Power has been restored to a chunk of the Kumasi Metropolis after the entire city was plunged into darkness Wednesday night following an explosion of some transformers.
The explosion affected some substations of state power distributor Electricity Company of Ghana (ECG) in the region.
The blackout came a few hours after the Power Ministry announced on Wednesday December 30 that the load shedding regime had officially ended.
A statement from the Ministry signed by Kweku Sesah Johnson said: “The Ministry of Power wishes to inform the public that its load-shedding programme, in respect of electricity supply, has been brought to an end.”
“The Ministry takes this opportunity to express its profound gratitude and appreciation to the entire citizenry and residents of Ghana for their forbearance and understanding during those difficult times.
“The Ministry and its agencies wish to assure the public that they shall continue to pursue policies and programmes to consolidate the gains so far made in generation and transmission of electricity for the country,” the statement added.
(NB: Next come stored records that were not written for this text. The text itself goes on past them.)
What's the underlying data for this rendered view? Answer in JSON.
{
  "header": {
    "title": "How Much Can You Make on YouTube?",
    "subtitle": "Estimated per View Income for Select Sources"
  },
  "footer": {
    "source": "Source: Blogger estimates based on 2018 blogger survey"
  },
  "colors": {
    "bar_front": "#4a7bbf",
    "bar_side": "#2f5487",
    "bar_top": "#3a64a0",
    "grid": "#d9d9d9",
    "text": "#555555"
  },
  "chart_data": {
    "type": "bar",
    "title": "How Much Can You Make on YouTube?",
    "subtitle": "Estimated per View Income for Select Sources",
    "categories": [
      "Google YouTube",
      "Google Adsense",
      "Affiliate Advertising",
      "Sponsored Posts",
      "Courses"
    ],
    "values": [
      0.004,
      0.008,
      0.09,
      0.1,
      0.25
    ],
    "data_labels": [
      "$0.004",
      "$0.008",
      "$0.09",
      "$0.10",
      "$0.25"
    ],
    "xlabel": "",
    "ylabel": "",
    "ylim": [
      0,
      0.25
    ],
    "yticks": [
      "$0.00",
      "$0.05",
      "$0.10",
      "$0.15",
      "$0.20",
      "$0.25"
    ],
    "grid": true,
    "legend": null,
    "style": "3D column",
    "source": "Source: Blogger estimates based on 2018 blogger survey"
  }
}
Class News’ regional correspondent Frank Aboagye reports that some residents are accusing sector Minister Dr Kwabena Donkor of being economical with the truth as far as the lead shedding is concerned. Dr Donkor promised earlier in the year to resign by Thursday December 31 if failed to solve the power crisis. The Ministry’s announcement came a day shy of the Minister’s self-imposed deadline.
Some groups such as the Association of Ghana Industries (AGI), Ghana Union of Traders, Ghana (GUTA) and the Africa Centre for Energy Policy (ACEP) have all expressed scepticism about the announced end to the four-year crisis.
Power supply has been regular for the past week in most parts of the country. This is a vast improvement from the load shedding regime where Ghanaians enjoyed power for 12 hours and went off for 24 hours.
However, CEO of Gasop Energy Kojo Poku told Ekow Mensah Shalders on Class91.3fm’s Executive Breakfast Show Thursday that the ease in the crisis could be put down to the fact that many industries, who zap a lot of power, have taken a break to enjoy Christmas and the New Year holidays.
Mr Poku wondered if the regular power supply situation will continue after the mining firms and other manufacturing industries resume work in January.